A criança é um ser cheio de voracidade, é natural dela, faz parte da sua fase de desenvolvimento psicológico o querer tudo que desperta o seu interesse. A mídia que entende que na maioria dos lares quem manda é a criança, estimula o querer natural dela para vender para a família. O problema é que a criança não tem a capacidade de discernir se o que ela que é realmente bom. Muitas vezes ela quer algo inapropriado, ou em quantidade inapropriada, ou no momento inapropriado e é papel dos pais discernir isso.

No sermão do monte, um dos mais famosos textos da tradição cristã, a seguinte pergunta é feita: “…qual dentre vós se o filho lhe pedir pão lhe dará uma pedra, ou se lhe pedir um peixe lhe dará uma cobra? ”. A resposta literal a esta pergunta é óbvia, no entanto, falando figuradamente, tem muitos pais deixando os filhos comerem pedras e escorpiões junto com os peixes e pães justamente por não exercerem a sua responsabilidade de colocar limites entre o que o filho quer e o que ele deve ter ou fazer, permitindo que ele tenha acesso a todo o seu desejo, mesmo a coisas que são extremamente prejudiciais para ele, mas que enquanto criança ainda não tem a capacidade de discernir.
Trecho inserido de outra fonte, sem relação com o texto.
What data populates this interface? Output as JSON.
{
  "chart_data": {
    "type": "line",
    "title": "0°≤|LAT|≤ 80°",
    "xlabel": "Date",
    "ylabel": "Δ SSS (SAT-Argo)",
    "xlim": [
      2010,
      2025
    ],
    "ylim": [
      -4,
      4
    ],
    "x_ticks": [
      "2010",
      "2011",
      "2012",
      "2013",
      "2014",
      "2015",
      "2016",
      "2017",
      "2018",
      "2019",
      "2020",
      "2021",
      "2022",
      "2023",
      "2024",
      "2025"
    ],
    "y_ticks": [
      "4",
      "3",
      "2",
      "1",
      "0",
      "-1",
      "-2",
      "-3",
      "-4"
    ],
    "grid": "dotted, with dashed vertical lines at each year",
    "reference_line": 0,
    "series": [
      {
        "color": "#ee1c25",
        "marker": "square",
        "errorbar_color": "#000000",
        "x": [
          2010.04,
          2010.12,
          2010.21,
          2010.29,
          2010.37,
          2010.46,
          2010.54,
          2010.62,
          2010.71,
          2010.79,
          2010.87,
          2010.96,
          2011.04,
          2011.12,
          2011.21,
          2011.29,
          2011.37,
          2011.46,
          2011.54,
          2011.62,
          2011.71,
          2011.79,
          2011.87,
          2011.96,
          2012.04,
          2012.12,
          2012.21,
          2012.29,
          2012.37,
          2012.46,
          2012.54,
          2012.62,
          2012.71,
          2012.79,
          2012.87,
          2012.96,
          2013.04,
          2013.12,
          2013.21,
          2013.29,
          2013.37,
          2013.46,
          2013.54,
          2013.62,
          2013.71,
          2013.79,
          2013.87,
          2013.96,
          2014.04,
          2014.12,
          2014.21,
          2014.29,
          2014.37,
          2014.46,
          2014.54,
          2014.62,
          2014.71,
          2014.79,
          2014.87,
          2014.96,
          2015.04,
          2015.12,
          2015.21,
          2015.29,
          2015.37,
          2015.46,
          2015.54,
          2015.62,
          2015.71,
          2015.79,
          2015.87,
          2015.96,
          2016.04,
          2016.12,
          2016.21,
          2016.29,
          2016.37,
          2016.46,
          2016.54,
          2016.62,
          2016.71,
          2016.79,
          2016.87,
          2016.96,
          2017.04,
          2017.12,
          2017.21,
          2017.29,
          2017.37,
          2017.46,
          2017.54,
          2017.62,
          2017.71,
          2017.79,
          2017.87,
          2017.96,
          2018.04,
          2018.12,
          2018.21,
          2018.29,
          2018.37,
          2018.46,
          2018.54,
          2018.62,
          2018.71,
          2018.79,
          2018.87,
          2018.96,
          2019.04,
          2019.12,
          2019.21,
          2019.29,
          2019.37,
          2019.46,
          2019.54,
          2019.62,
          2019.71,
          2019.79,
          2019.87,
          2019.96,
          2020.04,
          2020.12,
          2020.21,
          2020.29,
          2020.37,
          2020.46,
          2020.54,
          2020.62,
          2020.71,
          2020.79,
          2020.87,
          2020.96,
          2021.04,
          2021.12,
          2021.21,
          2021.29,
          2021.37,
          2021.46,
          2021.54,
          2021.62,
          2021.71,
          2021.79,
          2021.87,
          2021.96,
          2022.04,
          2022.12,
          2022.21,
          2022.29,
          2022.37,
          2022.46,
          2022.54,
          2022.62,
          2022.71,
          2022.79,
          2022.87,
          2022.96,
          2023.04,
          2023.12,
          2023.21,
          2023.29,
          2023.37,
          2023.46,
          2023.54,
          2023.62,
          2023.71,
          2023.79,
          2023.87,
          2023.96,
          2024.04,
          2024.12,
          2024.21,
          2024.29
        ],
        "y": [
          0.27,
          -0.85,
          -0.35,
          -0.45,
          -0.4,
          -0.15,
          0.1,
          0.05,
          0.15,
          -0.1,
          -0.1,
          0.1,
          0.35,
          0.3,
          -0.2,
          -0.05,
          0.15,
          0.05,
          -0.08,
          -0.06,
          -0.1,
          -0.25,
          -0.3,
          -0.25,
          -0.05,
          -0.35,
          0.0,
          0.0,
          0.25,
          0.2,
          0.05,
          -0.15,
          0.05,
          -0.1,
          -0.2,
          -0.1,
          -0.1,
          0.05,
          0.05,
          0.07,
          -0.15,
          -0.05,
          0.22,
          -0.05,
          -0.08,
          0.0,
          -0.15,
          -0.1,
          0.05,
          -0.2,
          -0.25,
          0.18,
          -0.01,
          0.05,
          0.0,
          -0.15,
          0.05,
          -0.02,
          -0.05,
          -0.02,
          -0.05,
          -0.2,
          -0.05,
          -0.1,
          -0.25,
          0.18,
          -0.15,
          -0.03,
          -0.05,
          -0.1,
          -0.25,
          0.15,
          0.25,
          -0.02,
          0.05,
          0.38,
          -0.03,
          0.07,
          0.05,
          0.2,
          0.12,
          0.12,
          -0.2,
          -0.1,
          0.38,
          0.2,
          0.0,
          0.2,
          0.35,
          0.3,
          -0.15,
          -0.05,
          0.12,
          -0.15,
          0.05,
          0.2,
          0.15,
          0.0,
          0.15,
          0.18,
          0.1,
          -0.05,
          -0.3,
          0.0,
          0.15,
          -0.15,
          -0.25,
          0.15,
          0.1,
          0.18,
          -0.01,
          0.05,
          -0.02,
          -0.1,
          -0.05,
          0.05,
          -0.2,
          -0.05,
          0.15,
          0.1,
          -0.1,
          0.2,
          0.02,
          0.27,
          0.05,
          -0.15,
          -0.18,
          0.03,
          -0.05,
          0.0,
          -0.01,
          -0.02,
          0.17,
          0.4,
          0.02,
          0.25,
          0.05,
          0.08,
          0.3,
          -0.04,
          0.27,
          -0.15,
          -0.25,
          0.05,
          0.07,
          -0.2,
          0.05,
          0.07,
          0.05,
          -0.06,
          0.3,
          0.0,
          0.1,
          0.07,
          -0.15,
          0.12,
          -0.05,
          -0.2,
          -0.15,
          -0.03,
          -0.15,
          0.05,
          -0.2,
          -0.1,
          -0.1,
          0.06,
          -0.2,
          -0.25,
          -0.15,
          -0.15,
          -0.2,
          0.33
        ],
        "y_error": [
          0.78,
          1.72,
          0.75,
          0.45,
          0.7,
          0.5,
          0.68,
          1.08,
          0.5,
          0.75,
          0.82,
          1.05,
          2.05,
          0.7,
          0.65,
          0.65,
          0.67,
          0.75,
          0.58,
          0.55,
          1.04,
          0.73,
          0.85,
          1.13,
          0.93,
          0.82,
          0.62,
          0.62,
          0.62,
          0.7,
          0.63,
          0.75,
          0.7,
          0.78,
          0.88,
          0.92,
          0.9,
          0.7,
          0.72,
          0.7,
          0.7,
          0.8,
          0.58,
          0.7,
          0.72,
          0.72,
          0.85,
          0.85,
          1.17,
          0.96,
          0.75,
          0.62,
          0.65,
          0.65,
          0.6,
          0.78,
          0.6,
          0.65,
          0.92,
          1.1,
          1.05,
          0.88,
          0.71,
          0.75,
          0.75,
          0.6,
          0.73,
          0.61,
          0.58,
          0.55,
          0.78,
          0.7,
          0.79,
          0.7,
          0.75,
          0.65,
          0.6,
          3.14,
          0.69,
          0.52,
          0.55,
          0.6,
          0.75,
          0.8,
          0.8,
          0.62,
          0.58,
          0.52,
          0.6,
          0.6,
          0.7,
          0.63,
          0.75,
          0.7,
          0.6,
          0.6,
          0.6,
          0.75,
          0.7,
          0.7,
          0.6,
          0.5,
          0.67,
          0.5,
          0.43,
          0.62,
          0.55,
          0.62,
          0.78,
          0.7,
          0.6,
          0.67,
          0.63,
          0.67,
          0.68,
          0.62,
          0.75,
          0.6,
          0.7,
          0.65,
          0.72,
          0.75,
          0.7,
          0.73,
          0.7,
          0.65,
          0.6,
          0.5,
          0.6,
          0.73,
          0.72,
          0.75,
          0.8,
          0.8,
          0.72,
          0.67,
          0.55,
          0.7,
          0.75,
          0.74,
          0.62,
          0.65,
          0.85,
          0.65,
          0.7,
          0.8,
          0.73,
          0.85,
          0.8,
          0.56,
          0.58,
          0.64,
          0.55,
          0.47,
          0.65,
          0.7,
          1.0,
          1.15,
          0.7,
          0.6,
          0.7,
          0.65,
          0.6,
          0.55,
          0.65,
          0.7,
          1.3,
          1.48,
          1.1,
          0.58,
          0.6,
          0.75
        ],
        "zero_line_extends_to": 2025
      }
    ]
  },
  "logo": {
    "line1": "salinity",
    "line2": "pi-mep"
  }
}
Uma criança muito pequena não consegue analisar contextos. Quando ela vê algo que desperta o seu desejo ela simplesmente quer e quer naquele momento. Ela não consegue analisar o contexto e avaliar se aquilo é possível ou não naquele momento. Com o passar do tempo, essa criança se desenvolve e passa a entender não é tudo o que ela quer que ela vai ter. Essa percepção a faz se sentir frustrada, mas ela aprende a lidar com aquele sentimento e caminha para um amadurecimento. Quando esse maior amadurecimento se desenvolve, já mais próximo da adolescência, vai alargando a consciência de que mesmo coisas que ela quer e tem condições de ter, ela não deve ter ou fazer. Ou seja, uma fase de querer sem limites é substituída por uma de entender os limites do querer, até finalmente um senso moral ser desenvolvido. Mas por que vemos muitos adolescentes e mesmo adultos agirem como se não tivesse alcançado essa fase? Porque estes limites podem não ter sido estabelecidos de maneira adequada e/ou no tempo adequado. Os pais que não colocam limites, que não permitem que os filhos experimentem a frustração de forma educativa, não estão contribuindo para que eles mudem de fase. É a frustração, é o não na hora adequada que vai promover a inserção da criança no mundo real.

A criança que não recebe limites, que não aprende a lidar com a frustração vai continuar tendo comportamentos que visam encontrar esse limite até alcançá-los, em casa ou fora de casa. Em busca de obter o que deseja, ela vai chorar, depois fazer birra, depois bater e pode até matar ou si matar na busca de obter o que deseja e os exemplos na sociedade que estampam os noticiários infelizmente não são poucos.